Hard money loans are short-term loans taken by real estate investors to buy residential or commercial properties. Private money lenders give out these loans at slightly higher rates than traditional banks. Hard money loans come with shorter repayment periods, usually 12 to 18 months, with rates falling between 7% and 12%. The loan’s processing period is one to two weeks, making it an attractive option for many investors.
Private money Lenders expect borrowers to make monthly payments (interest only) with the remaining amounts payable at the end of the loan term. This payment arrangement makes it ideal for investors looking to flip the property then use the lump sum to repay the debt.
Since the property to be bought is used as collateral, both the lender and the borrower minimize their risks. However, the risk isn’t fully eliminated, and defaulting on the loan allows the lender to sell the property and cover the outstanding loan.
Hard Money Loans Requirements
To qualify for hard money loans, you will need to meet a set of requirements. Most lenders define their requirements based on the risks they can comfortably incur and the profits they project as a result. For instance, lowering the down payment may increase the chances of losing more money in case of a default. However, it may also attract more experienced investors, bringing in more business for the lender.
These are the three most common hard money loan requirements.

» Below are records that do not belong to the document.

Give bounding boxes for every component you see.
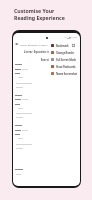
button[interactable]: Share (49, 42, 53, 46)
button[interactable]: Back (15, 42, 19, 46)
staticText: Customise Your (14, 7, 55, 14)
staticText: Full Screen Mode (56, 58, 76, 62)
staticText: Name Screenshot (56, 72, 78, 76)
staticText: Linear Equation in One Variable (13, 50, 80, 54)
staticText: ••• ▂▄ 100% (64, 36, 78, 39)
button[interactable]: Name Screenshot (49, 70, 80, 77)
staticText: Change Reader Voice (56, 51, 78, 55)
button[interactable]: Change Reader Voice (49, 49, 80, 56)
button[interactable]: Bookmark (49, 42, 80, 49)
staticText: Reading Experience (14, 14, 65, 21)
staticText: Show Flashcards (56, 65, 76, 69)
staticText: Exercise (13, 58, 80, 62)
button[interactable]: Full Screen Mode (49, 56, 80, 63)
staticText: Bookmark (56, 44, 69, 48)
staticText: Linear Equation in One V (20, 43, 48, 46)
button[interactable]: Show Flashcards (49, 63, 80, 70)
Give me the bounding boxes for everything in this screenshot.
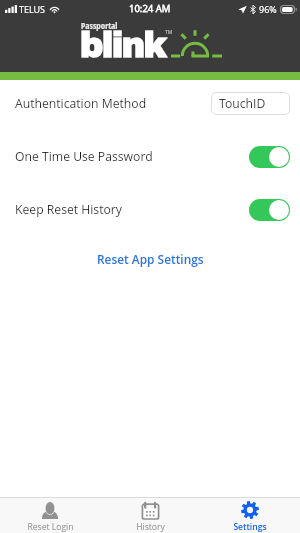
staticText: Reset App Settings: [97, 251, 204, 267]
button[interactable]: Reset Login: [0, 498, 100, 533]
staticText: TELUS: [19, 3, 46, 15]
staticText: Reset Login: [27, 521, 74, 533]
staticText: Authentication Method: [15, 95, 147, 112]
staticText: blink: [80, 26, 166, 64]
staticText: History: [136, 521, 165, 533]
staticText: 96%: [259, 3, 277, 15]
staticText: Passportal: [81, 19, 118, 31]
button[interactable]: Keep Reset History: [0, 183, 300, 236]
staticText: 10:24 AM: [129, 2, 171, 15]
staticText: Settings: [233, 521, 267, 533]
staticText: One Time Use Password: [15, 148, 153, 165]
staticText: TM: [165, 29, 173, 36]
button[interactable]: One Time Use Password: [0, 130, 300, 183]
button[interactable]: Settings: [200, 498, 300, 533]
button[interactable]: TouchID: [211, 92, 290, 115]
staticText: Keep Reset History: [15, 201, 122, 218]
button[interactable]: Toggle: [249, 199, 290, 221]
button[interactable]: Toggle: [249, 146, 290, 168]
button[interactable]: Reset App Settings: [87, 246, 214, 272]
staticText: TouchID: [219, 95, 266, 112]
button[interactable]: Authentication Method: [0, 77, 300, 130]
button[interactable]: History: [100, 498, 200, 533]
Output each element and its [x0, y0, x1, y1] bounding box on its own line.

- Having the Required Down payment. Most lenders require borrowers to contribute 50% to 25% of the property’s value towards the deal. This means the best lender will only fund 75% of the total cost of the property. If you cannot raise the down payment within a given timespan, the lender may choose to cancel your deal.

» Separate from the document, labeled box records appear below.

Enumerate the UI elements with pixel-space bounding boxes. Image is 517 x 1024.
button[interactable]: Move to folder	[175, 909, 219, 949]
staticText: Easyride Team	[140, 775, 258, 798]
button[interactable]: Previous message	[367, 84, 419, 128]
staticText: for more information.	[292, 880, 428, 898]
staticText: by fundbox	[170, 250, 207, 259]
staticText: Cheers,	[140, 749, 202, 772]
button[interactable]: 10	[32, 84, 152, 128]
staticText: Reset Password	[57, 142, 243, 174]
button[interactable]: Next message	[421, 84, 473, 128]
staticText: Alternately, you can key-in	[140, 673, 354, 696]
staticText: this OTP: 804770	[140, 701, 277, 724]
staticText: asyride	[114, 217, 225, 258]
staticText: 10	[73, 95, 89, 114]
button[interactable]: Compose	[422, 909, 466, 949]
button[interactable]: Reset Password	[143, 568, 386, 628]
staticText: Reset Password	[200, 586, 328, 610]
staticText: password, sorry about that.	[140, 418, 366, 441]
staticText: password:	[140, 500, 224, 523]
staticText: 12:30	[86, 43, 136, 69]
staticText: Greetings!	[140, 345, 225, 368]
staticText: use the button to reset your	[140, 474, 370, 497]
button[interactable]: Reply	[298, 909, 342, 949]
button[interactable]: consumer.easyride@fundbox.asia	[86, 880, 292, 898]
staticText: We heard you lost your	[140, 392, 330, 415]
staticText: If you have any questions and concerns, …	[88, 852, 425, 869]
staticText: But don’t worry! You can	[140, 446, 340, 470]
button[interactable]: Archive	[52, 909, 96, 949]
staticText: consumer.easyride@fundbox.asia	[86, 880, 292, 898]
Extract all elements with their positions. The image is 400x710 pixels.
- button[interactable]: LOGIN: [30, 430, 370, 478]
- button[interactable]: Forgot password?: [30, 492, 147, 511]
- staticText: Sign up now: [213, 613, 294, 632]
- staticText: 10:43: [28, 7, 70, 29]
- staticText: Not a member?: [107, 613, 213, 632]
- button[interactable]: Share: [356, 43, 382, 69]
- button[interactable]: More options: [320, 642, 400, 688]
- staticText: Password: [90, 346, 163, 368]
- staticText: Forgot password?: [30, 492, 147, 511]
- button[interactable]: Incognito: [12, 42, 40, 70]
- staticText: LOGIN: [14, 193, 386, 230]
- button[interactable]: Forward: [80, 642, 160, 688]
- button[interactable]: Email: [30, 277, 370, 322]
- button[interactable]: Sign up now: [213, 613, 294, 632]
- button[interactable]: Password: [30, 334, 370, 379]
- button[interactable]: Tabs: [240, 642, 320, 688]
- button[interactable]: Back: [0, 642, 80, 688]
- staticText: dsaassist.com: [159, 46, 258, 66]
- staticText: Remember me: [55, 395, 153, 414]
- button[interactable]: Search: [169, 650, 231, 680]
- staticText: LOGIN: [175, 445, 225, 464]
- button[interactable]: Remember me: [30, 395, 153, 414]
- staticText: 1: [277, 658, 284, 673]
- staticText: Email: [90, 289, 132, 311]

- Real Estate Experience. The housing market can be quite volatile, and it’s not uncommon to hold on to a property for years with no sign of a serious buyer. Veteran investors are always aware of the possible challenges, and they can use their experience to navigate bear markets. This gives veteran investors a competitive advantage over new ones.

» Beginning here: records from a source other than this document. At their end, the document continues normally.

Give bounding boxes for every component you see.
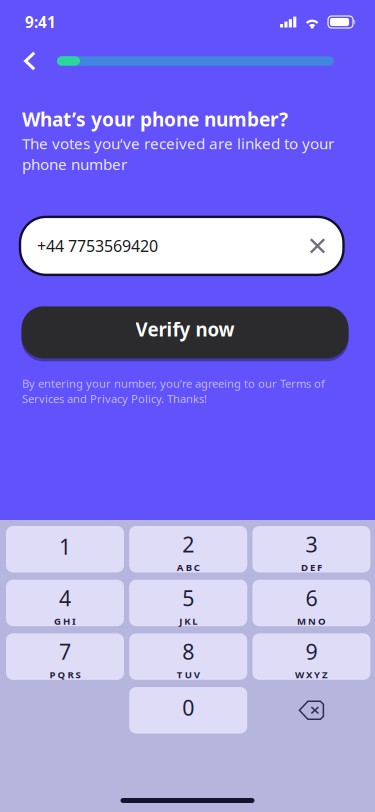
- staticText: M: [297, 614, 306, 628]
- staticText: U: [185, 668, 192, 681]
- button[interactable]: 2: [129, 526, 247, 572]
- staticText: J: [179, 614, 182, 628]
- button[interactable]: 7: [6, 633, 124, 680]
- staticText: E: [310, 561, 315, 574]
- staticText: Z: [322, 668, 328, 681]
- staticText: By entering your number, you’re agreeing…: [22, 376, 325, 406]
- button[interactable]: 8: [129, 633, 247, 680]
- staticText: What’s your phone number?: [22, 106, 288, 132]
- staticText: C: [194, 561, 200, 574]
- staticText: K: [184, 614, 190, 628]
- staticText: +44 7753569420: [37, 235, 158, 257]
- staticText: G: [54, 614, 61, 628]
- staticText: S: [76, 668, 80, 681]
- staticText: 7: [59, 637, 71, 666]
- staticText: N: [308, 614, 316, 628]
- staticText: 5: [182, 583, 194, 612]
- staticText: D: [301, 561, 308, 574]
- button[interactable]: Back: [18, 44, 42, 78]
- staticText: 0: [182, 693, 194, 722]
- staticText: I: [72, 614, 76, 628]
- staticText: V: [194, 668, 200, 681]
- button[interactable]: 4: [6, 580, 124, 626]
- button[interactable]: 9: [252, 633, 370, 680]
- staticText: A: [177, 561, 184, 574]
- staticText: H: [63, 614, 70, 628]
- button[interactable]: Verify now: [22, 303, 348, 361]
- staticText: 2: [182, 530, 194, 559]
- staticText: 9:41: [25, 12, 56, 32]
- staticText: Verify now: [136, 317, 234, 342]
- staticText: The votes you’ve received are linked to …: [22, 133, 334, 174]
- button[interactable]: 0: [129, 687, 247, 734]
- staticText: 3: [305, 530, 317, 559]
- staticText: 4: [59, 583, 71, 612]
- button[interactable]: 1: [6, 526, 124, 572]
- staticText: O: [318, 614, 326, 628]
- staticText: P: [50, 668, 56, 681]
- staticText: B: [186, 561, 192, 574]
- staticText: W: [295, 668, 304, 681]
- staticText: F: [317, 561, 322, 574]
- button[interactable]: Clear: [304, 232, 332, 260]
- staticText: Y: [314, 668, 320, 681]
- staticText: X: [306, 668, 312, 681]
- staticText: 9: [305, 637, 317, 666]
- button[interactable]: 3: [252, 526, 370, 572]
- button[interactable]: 6: [252, 580, 370, 626]
- button[interactable]: 5: [129, 580, 247, 626]
- staticText: L: [192, 614, 197, 628]
- staticText: 6: [305, 583, 317, 612]
- staticText: Q: [58, 668, 66, 681]
- staticText: 8: [182, 637, 194, 666]
- staticText: T: [177, 668, 183, 681]
- staticText: 1: [59, 532, 71, 561]
- button[interactable]: Delete: [252, 687, 370, 734]
- staticText: R: [68, 668, 74, 681]
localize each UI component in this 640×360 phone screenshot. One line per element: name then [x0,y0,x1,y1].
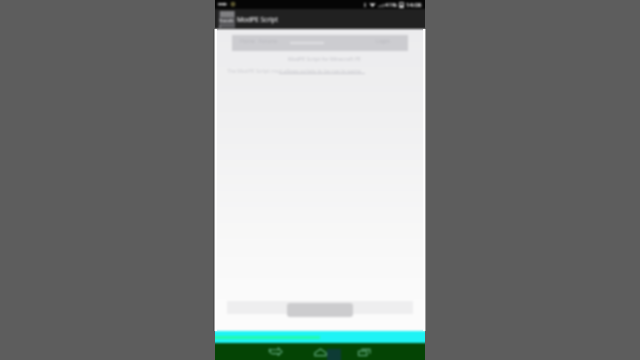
button[interactable]: Home Forums [232,35,408,51]
button[interactable]: App icon [219,11,235,28]
button[interactable] [287,303,353,317]
staticText: The ModPE Script mod allows scripts to b… [227,67,361,74]
button[interactable]: Recent apps [349,343,380,360]
staticText: 14:08 [406,1,422,9]
button[interactable]: Back [260,343,291,360]
button[interactable]: Home [305,343,336,360]
staticText: ModPE Script for Minecraft PE [288,55,361,62]
staticText: Transfer [219,18,235,28]
staticText: ModPE Script [237,15,279,24]
staticText: 41% [385,1,397,9]
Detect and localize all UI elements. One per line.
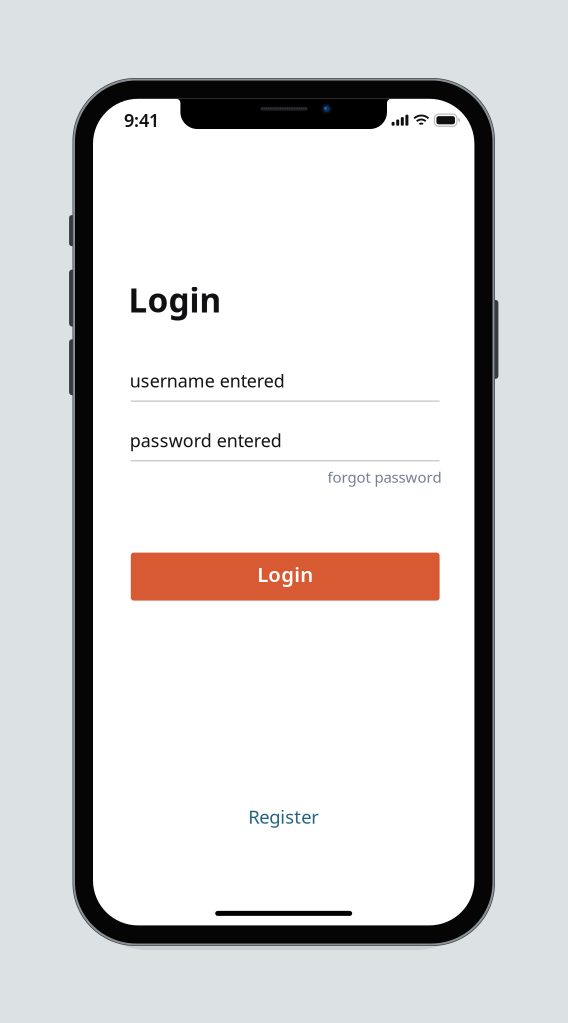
staticText: forgot password	[328, 467, 442, 487]
button[interactable]: password entered	[131, 416, 440, 466]
staticText: 9:41	[124, 108, 159, 132]
staticText: Login	[257, 561, 313, 588]
button[interactable]: forgot password	[133, 466, 442, 488]
button[interactable]: Register	[204, 804, 364, 830]
button[interactable]: Login	[131, 553, 440, 601]
staticText: password entered	[130, 428, 282, 452]
button[interactable]: username entered	[131, 357, 440, 407]
staticText: username entered	[130, 369, 285, 392]
staticText: Login	[129, 278, 222, 322]
staticText: Register	[248, 804, 319, 829]
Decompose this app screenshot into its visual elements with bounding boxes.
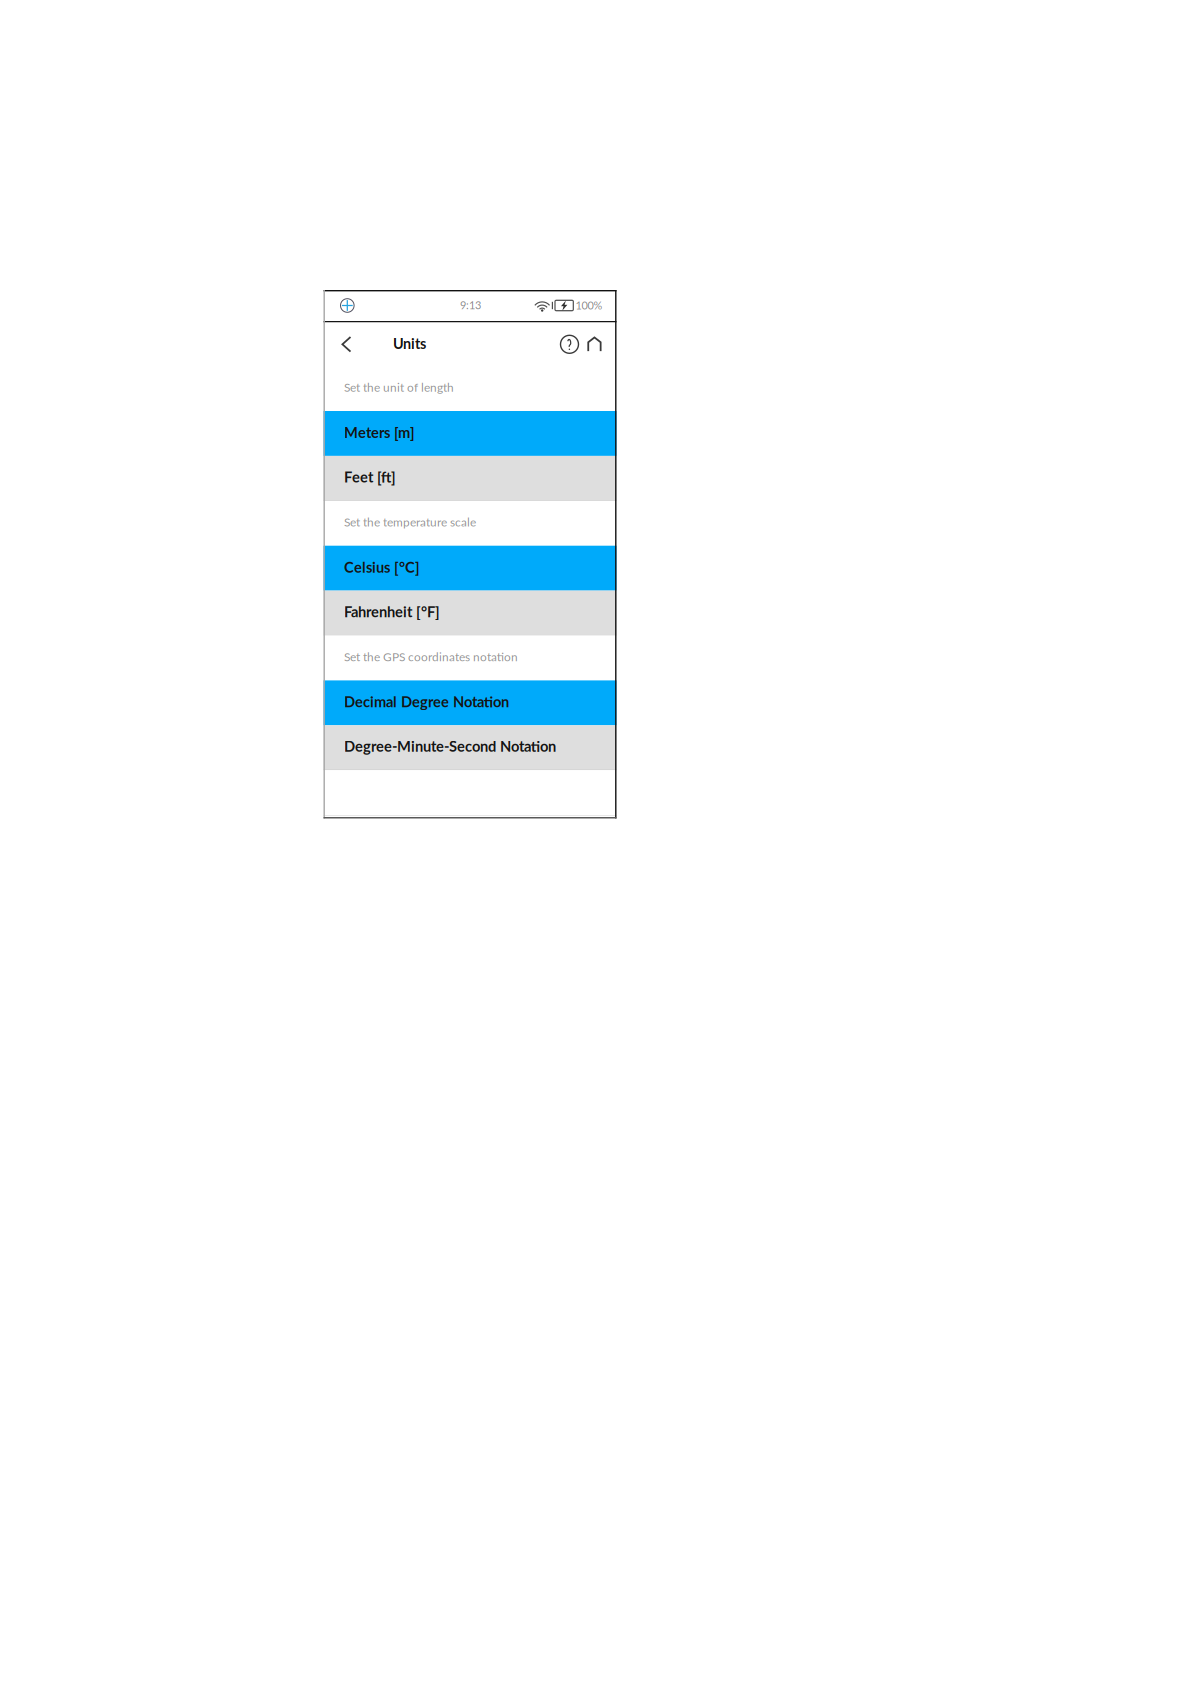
staticText: 100%	[576, 299, 602, 312]
staticText: 9:13	[460, 298, 481, 312]
staticText: Fahrenheit [°F]	[344, 603, 440, 620]
staticText: Decimal Degree Notation	[344, 693, 509, 710]
button[interactable]: Back	[333, 322, 360, 366]
staticText: Celsius [°C]	[344, 558, 420, 576]
button[interactable]: Decimal Degree Notation	[324, 680, 616, 725]
button[interactable]: Fahrenheit [°F]	[324, 591, 616, 636]
staticText: Units	[393, 335, 426, 352]
button[interactable]: Feet [ft]	[324, 456, 616, 501]
button[interactable]: Celsius [°C]	[324, 546, 616, 591]
staticText: Feet [ft]	[344, 468, 396, 486]
button[interactable]: Degree-Minute-Second Notation	[324, 725, 616, 770]
button[interactable]: Home	[582, 322, 606, 366]
button[interactable]: Meters [m]	[324, 411, 616, 456]
staticText: Degree-Minute-Second Notation	[344, 737, 556, 755]
staticText: Set the GPS coordinates notation	[344, 649, 518, 664]
staticText: Set the temperature scale	[344, 515, 476, 529]
button[interactable]: Help	[556, 322, 582, 366]
staticText: Meters [m]	[344, 423, 415, 441]
staticText: Set the unit of length	[344, 380, 454, 394]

- Overall Financial Strength. Lenders will often evaluate the risk of default by gauging your overall financial strength. If you are a seasoned investor with several properties and multiple income sources, you increase the chances of qualifying for the loan.
- Enough Cash Reserves. When buying a property, there are fees and expenses you’ll need to make besides the principal amount. These expenses include closing fees, homeowners association fees, utilities, etc. If you hold on to the house for long, you’ll also need to pay taxes and other property maintenance fees. To qualify for the hard money loan, you need to prove that you can cover all these expenses before selling the property.
How to Choose the Best Hard Money Lender in Florida
If you are looking for the best private money lender in Florida, there are several options for you to choose from. And to avoid picking the wrong company, you will need to observe the following:
- Do your research. The first step is to ensure you actually need a hard money loan and that you can qualify for one. You then want to look around for reputed lenders with a proven track record in the industry. Consider ranking the top five or ten lenders in your area then researching each one of them. You can start with their website social media sites, then check customer reviews on some reputed third-party sites.
- Ask around. Besides relying on your own research, you can choose to ask for recommendations from seasoned investors within your locality. You can compare this new list with what you already have to check for matches.
- Ask the Right Questions. Once you have the best two or three lenders that have passed your vetting process, you want to email or call them to learn more about their services. Be sure to ask the right questions, for instance, the rates, loan repayment terms and whether it can be extended, any underlying fees, what to expect, etc. Based on their response, you can comfortably choose one lender to work with.
Is Hard Money Loan Right for You?
Hard money loans will only make sense if you are an investor with some experience in the real estate market. The loan can also be a great alternative if you have a bad credit score and cannot qualify for a traditional bank loan. That said, you want to assess your current financial situation before getting all in.
For instance, you may want to forgo your deal until you have enough money to raise the down payment instead of using all your savings then risk defaulting on the loan. That said, a hard money loan isn’t for you if you plan to use it for reasons other than investing.
Get Started With Hard Money Loans Today
Hard money loans can be a great opportunity for seasoned investors and house-flippers looking to make quick profits in the real estate market. Finding the right hard money lender is only half the battle. You need to meet the loan requirements and have a realistic loan-repayment strategy, just in case you fail to sell the property within a given time frame.